Es zerreißt Silas das Herz, wenn er Nick so reden hört.
So niedergeschlagen und unfair mit sich selbst.
„Du wolltest dem Team helfen, Nick. Dafür kann dir niemand einen Vorwurf machen.“

„Ja, ich weiß“, murmelt Nick am anderen Ende der Leitung, „aber wenn ich-“

„Kein Aber, Nick“, Silas fällt ihm schon wieder ins Wort, „ich weiß, es ist schwierig gerade, aber du kannst so stolz auf dich sein und ich sage dir das so oft, bis du mir das glaubst.“, schiebt er entschlossen hinterher.

Nick seufzt, „Ich wünschte, du wärst hier. Ich will jetzt nicht alleine schlafen.“

Und wie gerne wäre Silas jetzt bei Nick in Winston und nicht hier in Boston in seinem Hotelzimmer.

„Morgen sehen wir uns doch“, er versucht, es aufmunternd klingen zu lassen, aber sie wissen beide, dass das nicht sonderlich viel hilft.

„Und dann fliegen wir erstmal nach LA zu Jan und Mats“, ergänzt er, „da gibt’s doch diesen einen Laden, in den du unbedingt wolltest, seit du den in New York gesehen hast. Wie hieß der nochmal, A. W. E. oder so?“

„A. P. C.“, korrigiert Nick ihn und Silas kennt ihn lange genug, um zu wissen, dass er dabei spielerisch die Augen verdreht.

Nicks Begeisterung für Mode konnte Silas noch nie so ganz teilen.

Ab und zu geht er auch mal gerne shoppen, klar, aber irgendwelche „Secret Spots“ im Herzen von Los Angeles rauszusuchen, dafür reicht seine Begeisterung dann doch nicht.

Natürlich kommt er trotzdem mit und wird geduldig warten, bis Nick auch das letzte Kleidungsstück anprobiert hat.

„Zum Glück hab ich dich“, murmelt Nick und klingt auf einmal schon viel schläfriger als noch vor zwei Minuten.

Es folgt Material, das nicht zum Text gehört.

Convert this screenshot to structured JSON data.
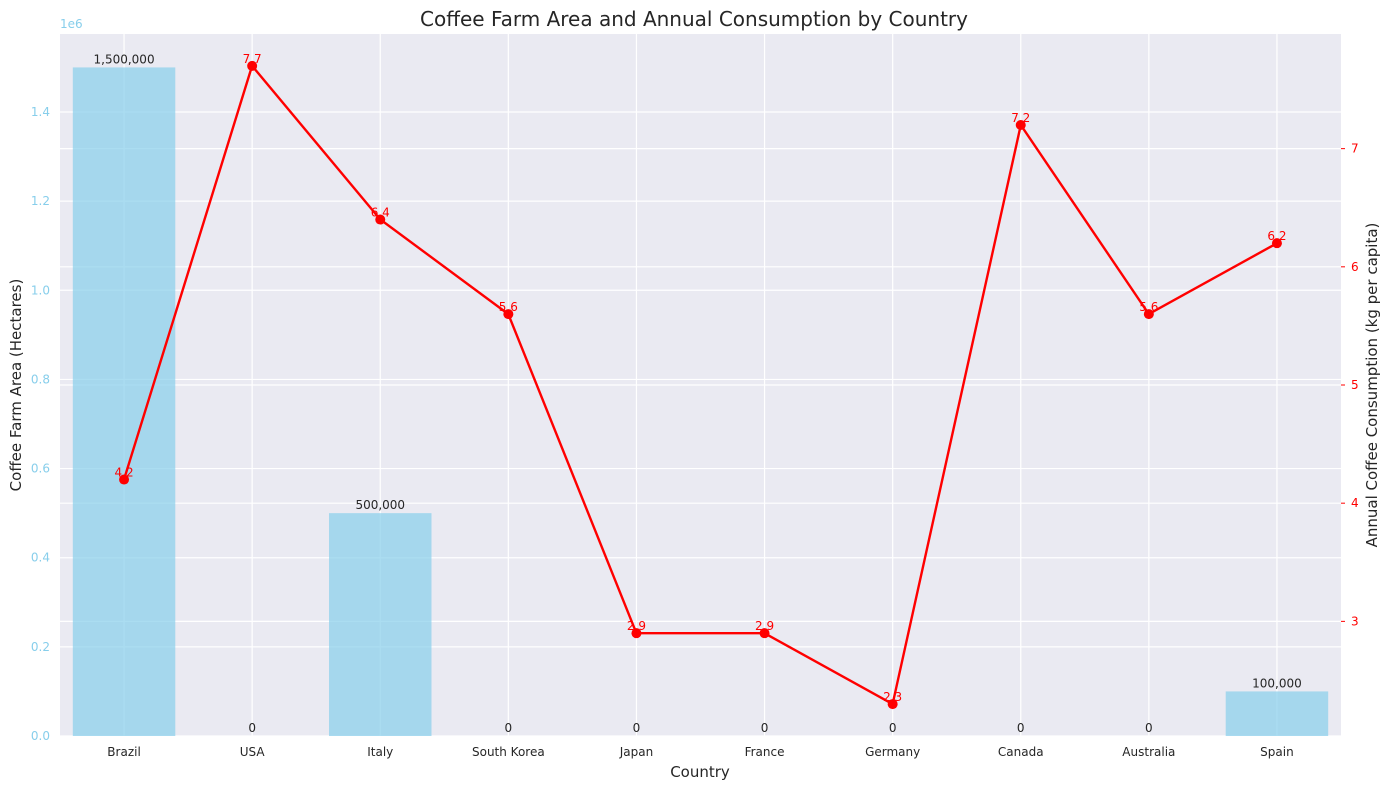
{
  "chart_data": {
    "type": "bar+line",
    "title": "Coffee Farm Area and Annual Consumption by Country",
    "xlabel": "Country",
    "ylabel_left": "Coffee Farm Area (Hectares)",
    "ylabel_right": "Annual Coffee Consumption (kg per capita)",
    "left_axis_offset_label": "1e6",
    "categories": [
      "Brazil",
      "USA",
      "Italy",
      "South Korea",
      "Japan",
      "France",
      "Germany",
      "Canada",
      "Australia",
      "Spain"
    ],
    "series": [
      {
        "values": [
          1500000,
          0,
          500000,
          0,
          0,
          0,
          0,
          0,
          0,
          100000
        ],
        "labels": [
          "1,500,000",
          "0",
          "500,000",
          "0",
          "0",
          "0",
          "0",
          "0",
          "0",
          "100,000"
        ],
        "kind": "bar",
        "axis": "left",
        "color": "#87CEEB"
      },
      {
        "values": [
          4.2,
          7.7,
          6.4,
          5.6,
          2.9,
          2.9,
          2.3,
          7.2,
          5.6,
          6.2
        ],
        "labels": [
          "4.2",
          "7.7",
          "6.4",
          "5.6",
          "2.9",
          "2.9",
          "2.3",
          "7.2",
          "5.6",
          "6.2"
        ],
        "kind": "line",
        "axis": "right",
        "color": "#FF0000"
      }
    ],
    "ylim_left": [
      0,
      1575000
    ],
    "ylim_right": [
      2.03,
      7.97
    ],
    "yticks_left": [
      0,
      200000,
      400000,
      600000,
      800000,
      1000000,
      1200000,
      1400000
    ],
    "yticks_left_labels": [
      "0.0",
      "0.2",
      "0.4",
      "0.6",
      "0.8",
      "1.0",
      "1.2",
      "1.4"
    ],
    "yticks_right": [
      3,
      4,
      5,
      6,
      7
    ],
    "yticks_right_labels": [
      "3",
      "4",
      "5",
      "6",
      "7"
    ],
    "grid": true,
    "colors": {
      "plot_bg": "#EAEAF2",
      "grid": "#FFFFFF",
      "bar": "#87CEEB",
      "line": "#FF0000",
      "left_axis": "#87CEEB",
      "right_axis": "#FF0000",
      "text": "#262626"
    }
  }
}
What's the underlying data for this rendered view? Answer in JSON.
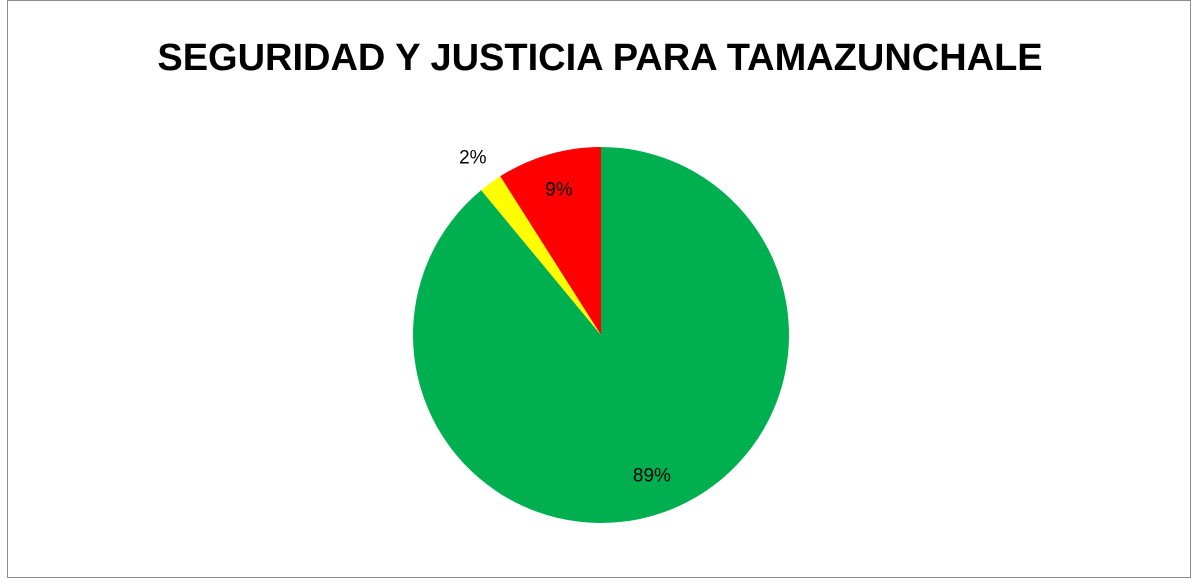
{
  "chart_data": {
    "type": "pie",
    "title": "SEGURIDAD Y JUSTICIA PARA TAMAZUNCHALE",
    "values": [
      89,
      2,
      9
    ],
    "value_labels": [
      "89%",
      "2%",
      "9%"
    ],
    "colors": [
      "#00b050",
      "#ffff00",
      "#ff0000"
    ]
  }
}
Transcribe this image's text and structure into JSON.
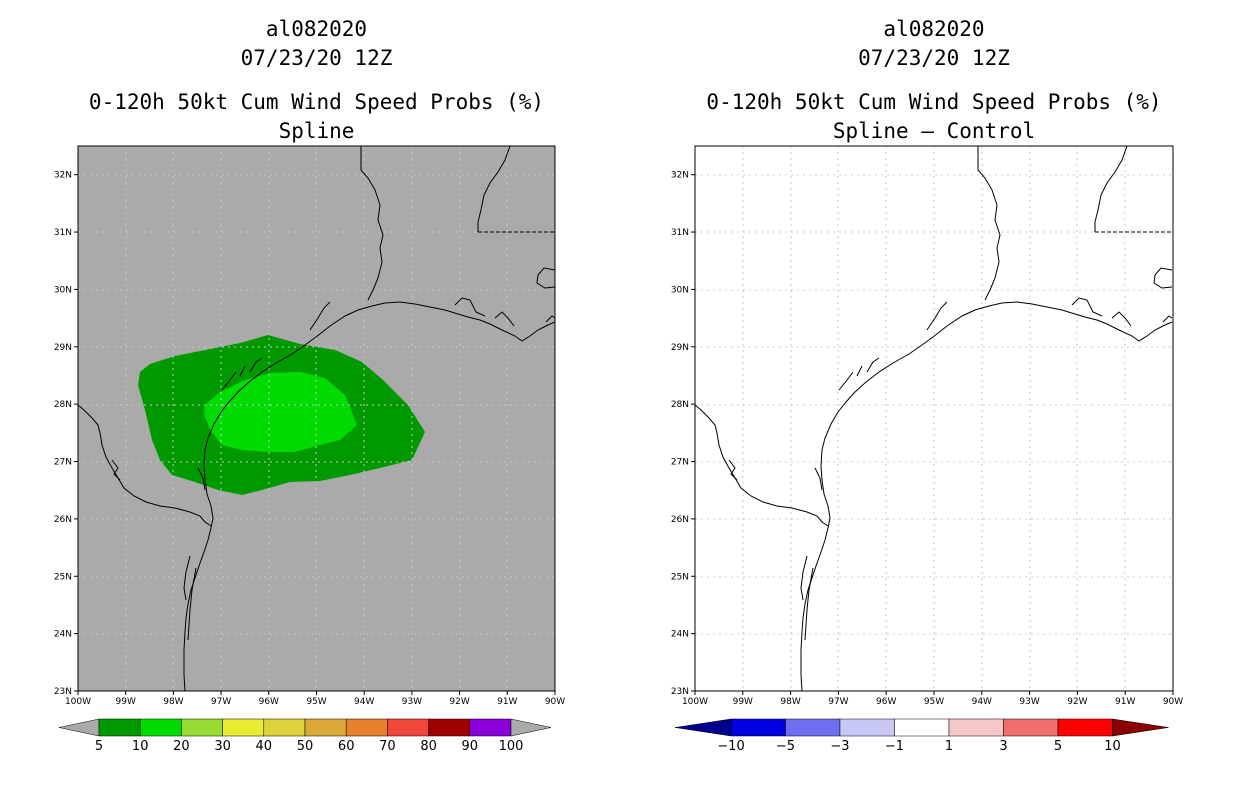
{
  "left_panel": {
    "storm_id": "al082020",
    "datetime": "07/23/20 12Z",
    "product": "0-120h 50kt Cum Wind Speed Probs (%)",
    "subtitle": "Spline"
  },
  "right_panel": {
    "storm_id": "al082020",
    "datetime": "07/23/20 12Z",
    "product": "0-120h 50kt Cum Wind Speed Probs (%)",
    "subtitle": "Spline – Control"
  },
  "map_extent": {
    "lon": [
      -100,
      -90
    ],
    "lat": [
      23,
      32.5
    ]
  },
  "lat_labels": [
    "23N",
    "24N",
    "25N",
    "26N",
    "27N",
    "28N",
    "29N",
    "30N",
    "31N",
    "32N"
  ],
  "lon_labels": [
    "100W",
    "99W",
    "98W",
    "97W",
    "96W",
    "95W",
    "94W",
    "93W",
    "92W",
    "91W",
    "90W"
  ],
  "colors": {
    "land_background": "#aaaaaa",
    "coast": "#000000",
    "grid": "#c8c8c8",
    "prob_5_10": "#009a00",
    "prob_10_20": "#00dc00"
  },
  "left_colorbar": {
    "labels": [
      "5",
      "10",
      "20",
      "30",
      "40",
      "50",
      "60",
      "70",
      "80",
      "90",
      "100"
    ],
    "colors": [
      "#009a00",
      "#00dc00",
      "#96dc32",
      "#eaeb33",
      "#dcd23c",
      "#dba937",
      "#e8812b",
      "#f0463c",
      "#a00000",
      "#8c00dc"
    ],
    "under_color": "#aaaaaa",
    "over_color": "#aaaaaa"
  },
  "right_colorbar": {
    "labels": [
      "−10",
      "−5",
      "−3",
      "−1",
      "1",
      "3",
      "5",
      "10"
    ],
    "colors": [
      "#0000e0",
      "#6e6ef0",
      "#c8c8f5",
      "#ffffff",
      "#f5c8c8",
      "#f06e6e",
      "#ff0000"
    ],
    "under_color": "#00008c",
    "over_color": "#8c0000"
  }
}
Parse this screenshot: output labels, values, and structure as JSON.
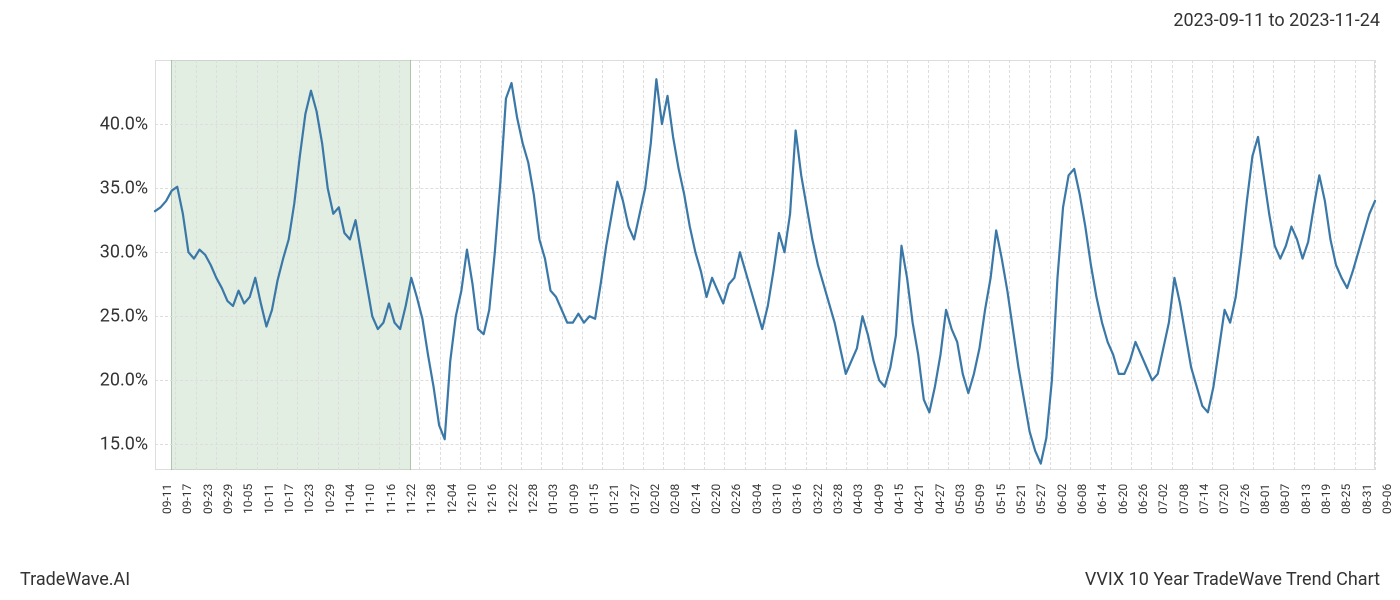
{
  "header": {
    "date_range": "2023-09-11 to 2023-11-24"
  },
  "footer": {
    "left": "TradeWave.AI",
    "right": "VVIX 10 Year TradeWave Trend Chart"
  },
  "chart": {
    "type": "line",
    "line_color": "#3a78a8",
    "line_width": 2.2,
    "background_color": "#ffffff",
    "grid_color": "#dddddd",
    "grid_style": "dashed",
    "ylim": [
      13,
      45
    ],
    "yticks": [
      15,
      20,
      25,
      30,
      35,
      40
    ],
    "ytick_labels": [
      "15.0%",
      "20.0%",
      "25.0%",
      "30.0%",
      "35.0%",
      "40.0%"
    ],
    "ytick_fontsize": 18,
    "xtick_fontsize": 12,
    "xtick_rotation": -90,
    "highlight": {
      "color": "rgba(160, 200, 160, 0.3)",
      "start_index": 4,
      "end_index": 40
    },
    "x_labels": [
      "09-11",
      "09-17",
      "09-23",
      "09-29",
      "10-05",
      "10-11",
      "10-17",
      "10-23",
      "10-29",
      "11-04",
      "11-10",
      "11-16",
      "11-22",
      "11-28",
      "12-04",
      "12-10",
      "12-16",
      "12-22",
      "12-28",
      "01-03",
      "01-09",
      "01-15",
      "01-21",
      "01-27",
      "02-02",
      "02-08",
      "02-14",
      "02-20",
      "02-26",
      "03-04",
      "03-10",
      "03-16",
      "03-22",
      "03-28",
      "04-03",
      "04-09",
      "04-15",
      "04-21",
      "04-27",
      "05-03",
      "05-09",
      "05-15",
      "05-21",
      "05-27",
      "06-02",
      "06-08",
      "06-14",
      "06-20",
      "06-26",
      "07-02",
      "07-08",
      "07-14",
      "07-20",
      "07-26",
      "08-01",
      "08-07",
      "08-13",
      "08-19",
      "08-25",
      "08-31",
      "09-06"
    ],
    "values": [
      33.2,
      33.5,
      34.0,
      34.8,
      35.1,
      33.0,
      30.0,
      29.5,
      30.2,
      29.8,
      29.0,
      28.0,
      27.2,
      26.2,
      25.8,
      27.0,
      26.0,
      26.5,
      28.0,
      26.0,
      24.2,
      25.5,
      27.8,
      29.5,
      31.0,
      33.8,
      37.5,
      40.8,
      42.6,
      41.0,
      38.5,
      35.0,
      33.0,
      33.5,
      31.5,
      31.0,
      32.5,
      30.0,
      27.5,
      25.0,
      24.0,
      24.5,
      26.0,
      24.5,
      24.0,
      25.8,
      28.0,
      26.5,
      24.8,
      22.0,
      19.5,
      16.5,
      15.4,
      21.5,
      25.0,
      27.0,
      30.2,
      27.5,
      24.0,
      23.6,
      25.5,
      30.0,
      35.5,
      42.0,
      43.2,
      40.5,
      38.5,
      37.0,
      34.5,
      31.0,
      29.5,
      27.0,
      26.5,
      25.5,
      24.5,
      24.5,
      25.2,
      24.5,
      25.0,
      24.8,
      27.5,
      30.5,
      33.0,
      35.5,
      34.0,
      32.0,
      31.0,
      33.0,
      35.0,
      38.5,
      43.5,
      40.0,
      42.2,
      39.0,
      36.5,
      34.5,
      32.0,
      30.0,
      28.5,
      26.5,
      28.0,
      27.0,
      26.0,
      27.5,
      28.0,
      30.0,
      28.5,
      27.0,
      25.5,
      24.0,
      25.8,
      28.5,
      31.5,
      30.0,
      33.0,
      39.5,
      36.0,
      33.5,
      31.0,
      29.0,
      27.5,
      26.0,
      24.5,
      22.5,
      20.5,
      21.5,
      22.5,
      25.0,
      23.5,
      21.5,
      20.0,
      19.5,
      21.0,
      23.5,
      30.5,
      28.0,
      24.5,
      22.0,
      18.5,
      17.5,
      19.5,
      22.0,
      25.5,
      24.0,
      23.0,
      20.5,
      19.0,
      20.5,
      22.5,
      25.5,
      28.0,
      31.7,
      29.5,
      27.0,
      24.0,
      21.0,
      18.5,
      16.0,
      14.5,
      13.5,
      15.5,
      20.0,
      28.0,
      33.5,
      36.0,
      36.5,
      34.5,
      32.0,
      29.0,
      26.5,
      24.5,
      23.0,
      22.0,
      20.5,
      20.5,
      21.5,
      23.0,
      22.0,
      21.0,
      20.0,
      20.5,
      22.5,
      24.5,
      28.0,
      26.0,
      23.5,
      21.0,
      19.5,
      18.0,
      17.5,
      19.5,
      22.5,
      25.5,
      24.5,
      26.5,
      30.0,
      34.0,
      37.5,
      39.0,
      36.0,
      33.0,
      30.5,
      29.5,
      30.5,
      32.0,
      31.0,
      29.5,
      30.8,
      33.5,
      36.0,
      34.0,
      31.0,
      29.0,
      28.0,
      27.2,
      28.5,
      30.0,
      31.5,
      33.0,
      34.0
    ]
  }
}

Silas lächelt und lässt seinen Blick durch das Hotelzimmer streifen.
„Wir haben schon echt Glück gehabt damals“, erwidert er, „um ein Haar wäre ich statt zu Werder in die U14 von Wolfsburg gewechselt.“

Nick schnaubt: „Zum Glück hast du dich richtig entschieden“, seine Stimme klingt jetzt ganz leise: „fehlst mir hier.“

Silas spürt dieses leichte Ziehen in der Brust, das immer dann auftaucht, wenn Nick solche Dinge sagt.

„Du mir auch“, flüstert er zurück und lauscht Nicks immer gleichmäßiger werdenden Atemzügen.

„Sehen uns morgen“, Nicks Stimme ist jetzt nur noch ein verschlafenes Murmeln, „schlaf gut, Sili.“

Silas lächelt über den Spitznamen und schließt die Augen.
Träumt sich neben Nick in das mit Sicherheit viel zu große Hotelzimmer.

„Du auch“, flüstert er, nicht sicher, ob Nick ihn noch hört, dreht sich auf die Seite und gleitet in einen traumlosen Schlaf.